Synarthrosis- connecting bones using a continuous layer of tissue. These connections are inactive or immobile; Based on the nature of the connective tissue, syndesmoses, synchondroses and synostoses are distinguished.

Syndesmoses(connective tissue junctions) is interosseous membranes, for example, between the bones of the leg, ligaments connecting bones seams between the bones of the skull. Synchondroses(cartilaginous joints) are elastic fusions that, on the one hand, allow mobility, and on the other, absorb shocks during movements. Synostosis(bone joints) – motionless, sacrum, overgrown sutures of the skull. Some synchondroses and syndesmoses undergo ossification with age and turn into synostoses (sutures of the skull, sacrum).

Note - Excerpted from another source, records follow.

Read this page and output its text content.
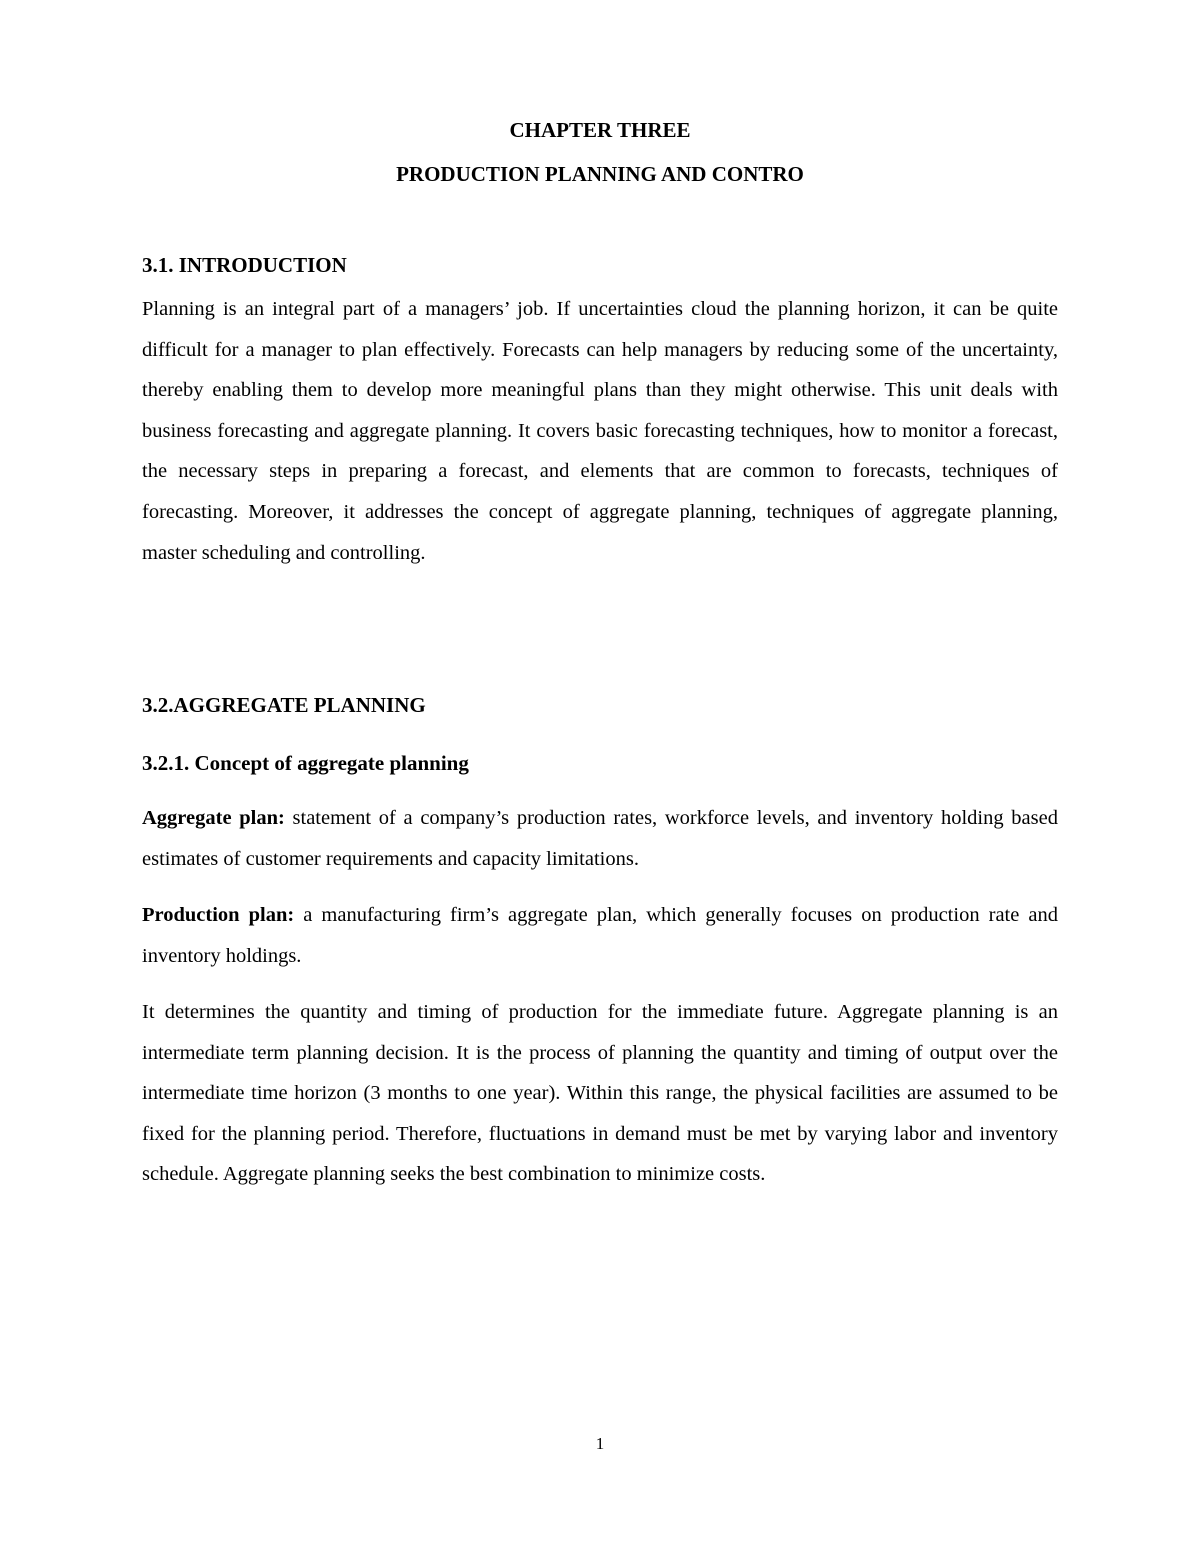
CHAPTER THREE
PRODUCTION PLANNING AND CONTRO
3.1. INTRODUCTION

Planning is an integral part of a managers’ job. If uncertainties cloud the planning horizon, it can be quite difficult for a manager to plan effectively. Forecasts can help managers by reducing some of the uncertainty, thereby enabling them to develop more meaningful plans than they might otherwise. This unit deals with business forecasting and aggregate planning. It covers basic forecasting techniques, how to monitor a forecast, the necessary steps in preparing a forecast, and elements that are common to forecasts, techniques of forecasting. Moreover, it addresses the concept of aggregate planning, techniques of aggregate planning, master scheduling and controlling.

3.2.AGGREGATE PLANNING
3.2.1. Concept of aggregate planning

Aggregate plan: statement of a company’s production rates, workforce levels, and inventory holding based estimates of customer requirements and capacity limitations.

Production plan: a manufacturing firm’s aggregate plan, which generally focuses on production rate and inventory holdings.

It determines the quantity and timing of production for the immediate future. Aggregate planning is an intermediate term planning decision. It is the process of planning the quantity and timing of output over the intermediate time horizon (3 months to one year). Within this range, the physical facilities are assumed to be fixed for the planning period. Therefore, fluctuations in demand must be met by varying labor and inventory schedule. Aggregate planning seeks the best combination to minimize costs.

1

Hemiarthrosis(half-joint) - a transitional form between synchondrosis and diarthrosis; in the center of the cartilage connecting the bones there is a narrow gap (pubic symphysis).

Diarthrosis, or joints.

Joints

Joints– these are discontinuous movable joints, which are characterized by the presence of an articular capsule, articular cavity and articular surfaces. The articular surfaces are covered with cartilage, which facilitates movement in the joint. They correspond to each other (congruent). The joint capsule connects the ends of the bones that articulate with each other along the periphery. It consists of two layers: the superficial fibrous layer, which fuses with the periosteum, and the internal synovial layer, which secretes synovial fluid that lubricates the articulating surfaces and facilitates gliding. The articular cavity is a gap limited by the articular surfaces and the articular capsule. It is filled with synovial fluid. The pressure in the joint cavity is negative, which helps bring the articular surfaces closer together.

May occur in the joint auxiliary elements: articular ligaments, lips, discs and menisci. Articular ligaments are thickenings of the fibrous layer of the joint capsule. They strengthen joints and limit range of motion. The articular lips consist of fibrous cartilage and are located in the form of a rim around the articular sockets, thereby increasing their size. This gives the joint greater strength, but reduces its range. Discs and menisci are cartilage pads, solid and with a hole. They are located between the articular surfaces and fuse with the articular capsule along the edges. They promote a variety of movements in the joint.